Aminoglycosides are most useful for the treatment of serious infections, such as septicaemia, complicated urinary tract infections, and tuberculosis.
Their potential for ototoxicity (damage to the ear) is well known, but less well known is that some people have an inherited predisposition that renders them highly sensitive to these effects and can result in severe and permanent hearing loss, write Maria Bitner-Glindzicz and Shamima Rahman at the Institute of Child health in London.
The mutation, known as m.1555A-G is thought to cause up to 5% (1 in 40,000) cases of deafness in children in the UK. This is low compared to other countries. Studies from New Zealand and the US, for example, found between 1 in 206 and 1 in 1,161 positive cases in newborns.
Even in the absence of exposure to aminoglycosides, some families carrying this mutation may also develop deafness, albeit at a later age and with a lower penetrance.
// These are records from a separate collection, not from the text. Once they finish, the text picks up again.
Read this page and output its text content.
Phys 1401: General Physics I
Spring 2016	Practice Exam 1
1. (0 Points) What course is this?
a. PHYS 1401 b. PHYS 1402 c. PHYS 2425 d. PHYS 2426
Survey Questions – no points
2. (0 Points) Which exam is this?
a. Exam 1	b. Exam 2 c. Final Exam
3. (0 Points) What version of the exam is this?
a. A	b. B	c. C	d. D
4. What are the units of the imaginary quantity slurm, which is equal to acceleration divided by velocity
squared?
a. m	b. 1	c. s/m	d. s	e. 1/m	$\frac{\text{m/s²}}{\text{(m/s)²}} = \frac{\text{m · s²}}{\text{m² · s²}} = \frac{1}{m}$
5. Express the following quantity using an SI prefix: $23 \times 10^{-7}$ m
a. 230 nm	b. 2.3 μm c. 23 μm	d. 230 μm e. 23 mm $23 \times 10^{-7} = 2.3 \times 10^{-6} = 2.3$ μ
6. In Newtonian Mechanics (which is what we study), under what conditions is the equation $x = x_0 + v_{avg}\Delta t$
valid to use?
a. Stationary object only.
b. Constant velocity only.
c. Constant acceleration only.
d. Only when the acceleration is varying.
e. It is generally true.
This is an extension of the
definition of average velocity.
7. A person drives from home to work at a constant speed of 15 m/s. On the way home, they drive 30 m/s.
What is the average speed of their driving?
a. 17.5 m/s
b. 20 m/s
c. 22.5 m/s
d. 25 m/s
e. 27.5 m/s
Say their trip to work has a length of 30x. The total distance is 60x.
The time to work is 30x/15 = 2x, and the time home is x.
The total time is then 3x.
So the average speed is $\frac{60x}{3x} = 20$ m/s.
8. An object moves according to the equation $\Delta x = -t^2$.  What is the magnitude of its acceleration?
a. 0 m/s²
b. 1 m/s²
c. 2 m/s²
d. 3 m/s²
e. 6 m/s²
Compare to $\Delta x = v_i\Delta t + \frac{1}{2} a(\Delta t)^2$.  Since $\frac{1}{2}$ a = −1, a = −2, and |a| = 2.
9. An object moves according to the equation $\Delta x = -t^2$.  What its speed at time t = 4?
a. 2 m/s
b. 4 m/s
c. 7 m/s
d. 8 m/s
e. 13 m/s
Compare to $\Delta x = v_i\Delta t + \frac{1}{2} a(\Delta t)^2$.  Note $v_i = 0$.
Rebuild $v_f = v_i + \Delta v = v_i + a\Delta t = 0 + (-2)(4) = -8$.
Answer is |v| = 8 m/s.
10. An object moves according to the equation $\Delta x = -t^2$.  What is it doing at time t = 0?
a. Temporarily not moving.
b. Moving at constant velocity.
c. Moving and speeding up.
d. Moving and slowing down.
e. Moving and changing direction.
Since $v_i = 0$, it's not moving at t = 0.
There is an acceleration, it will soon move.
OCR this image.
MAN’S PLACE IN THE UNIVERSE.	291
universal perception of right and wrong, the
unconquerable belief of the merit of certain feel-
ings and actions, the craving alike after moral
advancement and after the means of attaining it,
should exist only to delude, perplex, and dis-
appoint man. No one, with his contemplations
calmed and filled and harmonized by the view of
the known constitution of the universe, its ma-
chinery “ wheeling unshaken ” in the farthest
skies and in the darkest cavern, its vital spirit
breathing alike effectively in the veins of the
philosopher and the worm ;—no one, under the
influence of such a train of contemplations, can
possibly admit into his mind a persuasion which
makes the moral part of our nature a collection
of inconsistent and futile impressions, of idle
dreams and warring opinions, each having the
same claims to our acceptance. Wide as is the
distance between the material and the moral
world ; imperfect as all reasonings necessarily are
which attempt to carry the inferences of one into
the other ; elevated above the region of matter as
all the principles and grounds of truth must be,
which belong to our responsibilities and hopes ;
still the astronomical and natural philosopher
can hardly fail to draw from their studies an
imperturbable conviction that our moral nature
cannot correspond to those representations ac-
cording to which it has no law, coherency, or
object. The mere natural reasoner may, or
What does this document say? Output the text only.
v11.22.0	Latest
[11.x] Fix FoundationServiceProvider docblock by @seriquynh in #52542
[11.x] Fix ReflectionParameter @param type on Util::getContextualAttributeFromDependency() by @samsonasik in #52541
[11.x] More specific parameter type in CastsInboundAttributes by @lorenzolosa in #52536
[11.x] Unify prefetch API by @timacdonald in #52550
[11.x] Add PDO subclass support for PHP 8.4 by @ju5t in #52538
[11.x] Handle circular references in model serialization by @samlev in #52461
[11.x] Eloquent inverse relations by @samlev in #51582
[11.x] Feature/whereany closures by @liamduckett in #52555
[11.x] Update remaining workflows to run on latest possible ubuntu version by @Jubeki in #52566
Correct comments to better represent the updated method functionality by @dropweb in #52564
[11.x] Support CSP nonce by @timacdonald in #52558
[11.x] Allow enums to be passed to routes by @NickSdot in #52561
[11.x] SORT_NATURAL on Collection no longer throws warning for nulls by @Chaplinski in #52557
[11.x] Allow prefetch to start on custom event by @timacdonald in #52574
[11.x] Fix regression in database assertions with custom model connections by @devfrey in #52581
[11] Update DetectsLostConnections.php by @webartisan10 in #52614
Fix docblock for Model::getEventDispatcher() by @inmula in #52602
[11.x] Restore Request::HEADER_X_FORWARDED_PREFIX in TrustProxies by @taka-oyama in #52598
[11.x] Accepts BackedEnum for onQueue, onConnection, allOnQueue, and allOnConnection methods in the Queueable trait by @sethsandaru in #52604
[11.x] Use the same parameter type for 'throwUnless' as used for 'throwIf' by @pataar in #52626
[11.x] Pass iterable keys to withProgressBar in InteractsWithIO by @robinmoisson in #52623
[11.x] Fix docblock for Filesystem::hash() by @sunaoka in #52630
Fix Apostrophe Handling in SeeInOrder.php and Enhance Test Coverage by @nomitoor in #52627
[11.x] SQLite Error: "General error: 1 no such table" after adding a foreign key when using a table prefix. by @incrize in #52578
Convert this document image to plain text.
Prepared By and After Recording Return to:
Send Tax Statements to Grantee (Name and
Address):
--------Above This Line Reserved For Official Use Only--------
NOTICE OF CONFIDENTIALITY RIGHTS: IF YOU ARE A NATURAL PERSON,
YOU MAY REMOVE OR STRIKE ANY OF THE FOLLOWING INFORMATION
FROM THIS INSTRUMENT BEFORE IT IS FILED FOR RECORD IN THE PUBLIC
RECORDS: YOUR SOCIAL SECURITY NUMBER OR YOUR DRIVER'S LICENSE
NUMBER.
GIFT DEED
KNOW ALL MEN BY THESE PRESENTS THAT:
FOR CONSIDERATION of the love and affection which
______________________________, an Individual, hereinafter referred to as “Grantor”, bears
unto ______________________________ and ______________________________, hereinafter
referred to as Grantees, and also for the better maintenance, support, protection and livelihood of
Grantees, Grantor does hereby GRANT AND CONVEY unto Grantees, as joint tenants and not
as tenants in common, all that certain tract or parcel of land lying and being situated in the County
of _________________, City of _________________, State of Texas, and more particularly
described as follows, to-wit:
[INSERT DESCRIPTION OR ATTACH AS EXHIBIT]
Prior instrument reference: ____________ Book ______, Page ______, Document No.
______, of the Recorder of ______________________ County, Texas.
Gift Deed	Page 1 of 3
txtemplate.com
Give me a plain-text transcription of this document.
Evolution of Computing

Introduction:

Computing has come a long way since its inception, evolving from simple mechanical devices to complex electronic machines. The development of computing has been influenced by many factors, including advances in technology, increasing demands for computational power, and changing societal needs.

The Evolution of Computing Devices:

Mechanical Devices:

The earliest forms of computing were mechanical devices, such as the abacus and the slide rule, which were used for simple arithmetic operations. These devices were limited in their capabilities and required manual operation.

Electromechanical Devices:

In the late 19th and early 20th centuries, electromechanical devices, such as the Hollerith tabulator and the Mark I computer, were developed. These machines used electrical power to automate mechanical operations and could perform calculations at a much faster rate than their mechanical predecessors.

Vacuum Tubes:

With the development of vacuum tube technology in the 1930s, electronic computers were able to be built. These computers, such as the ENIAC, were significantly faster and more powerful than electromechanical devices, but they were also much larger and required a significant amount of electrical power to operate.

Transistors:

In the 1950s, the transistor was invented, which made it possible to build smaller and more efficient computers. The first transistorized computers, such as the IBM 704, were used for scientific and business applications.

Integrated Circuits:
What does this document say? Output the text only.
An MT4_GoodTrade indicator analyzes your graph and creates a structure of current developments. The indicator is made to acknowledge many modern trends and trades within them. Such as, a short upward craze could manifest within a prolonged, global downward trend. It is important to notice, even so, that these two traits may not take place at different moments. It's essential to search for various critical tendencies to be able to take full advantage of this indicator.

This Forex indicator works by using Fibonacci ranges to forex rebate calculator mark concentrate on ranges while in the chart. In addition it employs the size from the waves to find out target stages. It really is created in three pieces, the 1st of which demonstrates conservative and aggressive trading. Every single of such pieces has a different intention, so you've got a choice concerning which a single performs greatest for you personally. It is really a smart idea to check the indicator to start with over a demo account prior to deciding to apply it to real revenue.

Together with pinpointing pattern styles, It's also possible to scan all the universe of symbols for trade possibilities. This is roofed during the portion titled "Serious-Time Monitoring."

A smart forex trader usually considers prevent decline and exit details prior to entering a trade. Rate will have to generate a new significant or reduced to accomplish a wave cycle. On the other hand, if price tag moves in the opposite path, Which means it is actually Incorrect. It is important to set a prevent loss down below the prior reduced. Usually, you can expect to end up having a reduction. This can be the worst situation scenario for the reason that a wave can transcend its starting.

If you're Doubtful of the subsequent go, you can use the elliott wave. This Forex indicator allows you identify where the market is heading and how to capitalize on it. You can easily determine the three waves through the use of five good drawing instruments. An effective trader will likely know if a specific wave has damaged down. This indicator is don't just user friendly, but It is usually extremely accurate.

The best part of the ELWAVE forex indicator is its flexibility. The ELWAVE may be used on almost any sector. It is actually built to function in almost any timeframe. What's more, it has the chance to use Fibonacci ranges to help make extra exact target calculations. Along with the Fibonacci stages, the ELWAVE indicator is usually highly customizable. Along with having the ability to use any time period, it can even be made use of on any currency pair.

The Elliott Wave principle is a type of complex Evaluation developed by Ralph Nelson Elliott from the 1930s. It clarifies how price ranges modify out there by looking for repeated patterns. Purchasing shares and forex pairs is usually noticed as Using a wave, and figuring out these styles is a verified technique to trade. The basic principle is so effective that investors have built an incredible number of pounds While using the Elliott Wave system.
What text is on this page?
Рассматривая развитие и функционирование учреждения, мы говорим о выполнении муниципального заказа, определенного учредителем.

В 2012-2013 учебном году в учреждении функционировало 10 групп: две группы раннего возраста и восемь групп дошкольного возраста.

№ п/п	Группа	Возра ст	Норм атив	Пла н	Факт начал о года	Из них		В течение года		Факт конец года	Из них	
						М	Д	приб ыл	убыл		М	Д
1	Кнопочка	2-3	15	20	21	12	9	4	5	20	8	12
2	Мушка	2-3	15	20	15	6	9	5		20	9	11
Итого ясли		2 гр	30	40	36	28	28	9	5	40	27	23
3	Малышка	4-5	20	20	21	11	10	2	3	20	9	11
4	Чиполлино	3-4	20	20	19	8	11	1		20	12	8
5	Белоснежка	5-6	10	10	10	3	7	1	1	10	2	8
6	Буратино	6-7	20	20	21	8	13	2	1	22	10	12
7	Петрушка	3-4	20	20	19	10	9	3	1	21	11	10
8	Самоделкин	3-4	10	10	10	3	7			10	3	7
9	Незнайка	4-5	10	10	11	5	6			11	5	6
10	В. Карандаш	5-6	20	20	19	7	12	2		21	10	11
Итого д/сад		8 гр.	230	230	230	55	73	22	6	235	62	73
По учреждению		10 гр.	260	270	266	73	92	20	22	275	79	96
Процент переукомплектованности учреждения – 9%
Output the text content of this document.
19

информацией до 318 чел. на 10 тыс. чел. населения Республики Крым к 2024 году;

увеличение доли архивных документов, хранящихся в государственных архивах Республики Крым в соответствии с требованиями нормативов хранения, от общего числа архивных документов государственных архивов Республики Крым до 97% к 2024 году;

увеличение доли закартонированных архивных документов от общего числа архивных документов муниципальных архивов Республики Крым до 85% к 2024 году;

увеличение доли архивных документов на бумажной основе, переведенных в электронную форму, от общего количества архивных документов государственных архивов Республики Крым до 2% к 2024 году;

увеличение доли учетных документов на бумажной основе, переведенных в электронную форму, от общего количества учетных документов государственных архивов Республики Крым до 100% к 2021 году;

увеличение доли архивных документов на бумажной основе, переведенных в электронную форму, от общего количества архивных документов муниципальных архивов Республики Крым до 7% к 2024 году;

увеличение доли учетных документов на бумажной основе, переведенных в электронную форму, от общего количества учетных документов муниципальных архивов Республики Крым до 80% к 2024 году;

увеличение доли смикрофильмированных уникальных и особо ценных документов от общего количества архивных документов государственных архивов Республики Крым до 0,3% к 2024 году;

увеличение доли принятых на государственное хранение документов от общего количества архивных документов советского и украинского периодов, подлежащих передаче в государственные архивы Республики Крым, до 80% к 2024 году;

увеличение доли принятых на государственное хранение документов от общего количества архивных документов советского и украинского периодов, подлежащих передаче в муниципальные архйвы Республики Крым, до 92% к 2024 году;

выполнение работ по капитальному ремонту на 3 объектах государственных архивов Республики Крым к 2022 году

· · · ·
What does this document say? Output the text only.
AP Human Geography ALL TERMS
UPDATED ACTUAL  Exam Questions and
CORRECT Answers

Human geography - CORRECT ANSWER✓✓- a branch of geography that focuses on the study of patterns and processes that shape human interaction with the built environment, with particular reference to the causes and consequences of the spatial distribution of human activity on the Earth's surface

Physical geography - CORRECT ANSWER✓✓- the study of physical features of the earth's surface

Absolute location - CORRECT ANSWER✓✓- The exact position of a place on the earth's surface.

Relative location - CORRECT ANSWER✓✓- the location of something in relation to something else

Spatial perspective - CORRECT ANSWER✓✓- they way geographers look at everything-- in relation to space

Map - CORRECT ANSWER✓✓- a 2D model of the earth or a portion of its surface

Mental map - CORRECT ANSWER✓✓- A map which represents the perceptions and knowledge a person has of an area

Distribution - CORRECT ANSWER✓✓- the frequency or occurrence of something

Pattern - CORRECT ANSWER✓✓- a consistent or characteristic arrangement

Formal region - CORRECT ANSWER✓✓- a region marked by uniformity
In Spain, for example, 27% of families with at least two deaf individuals were positive for this mutation and everyone with the mutation who was exposed to aminoglycosides became deaf. By the age of 30, the probability of becoming deaf if an individual had received such antibiotics was 96.5% compared with 39.9% if they had never been treated.
Thus aminoglycosides are a major environmental modifier of the m.1555A-G mutation, say the authors.
But is it cost effective to screen for this mutation before aminoglycosides are given? The current cost of testing for this mutation in the UK is about £35 per test. However, this is based on a small number being performed and demand for more tests would reduce the costs. In contrast, the cost to the health service for a child who becomes deaf is estimated to be £61,000 over a lifetime, and an additional £18,000 a year in educational costs.
In the US, the total lifetime cost to society for a child who becomes deaf before acquiring language has been estimated to exceed $1m.
Hearing loss induced by aminoglycosides in individuals with the m.1555A-G mutation is preventable, they say. The mutation is well known among doctors who see patients who already have hearing loss. However, the general medical community is not aware of this susceptibility and that mutation testing is available.
They recommend in this BMJ editorial that the true prevalence of the mutation in the UK be ascertained to determine the cost effectiveness of screening everyone prescribed aminoglycoside antibiotics. In the meantime, patients who are likely to receive multiple courses of aminoglycosides - for example, patients with leukaemia and newborns admitted to special care baby units - should be screened.
Genetic testing needs to be turned around rapidly and consideration should be given to using an alternative antibiotic until the result of genetic testing is known, they conclude.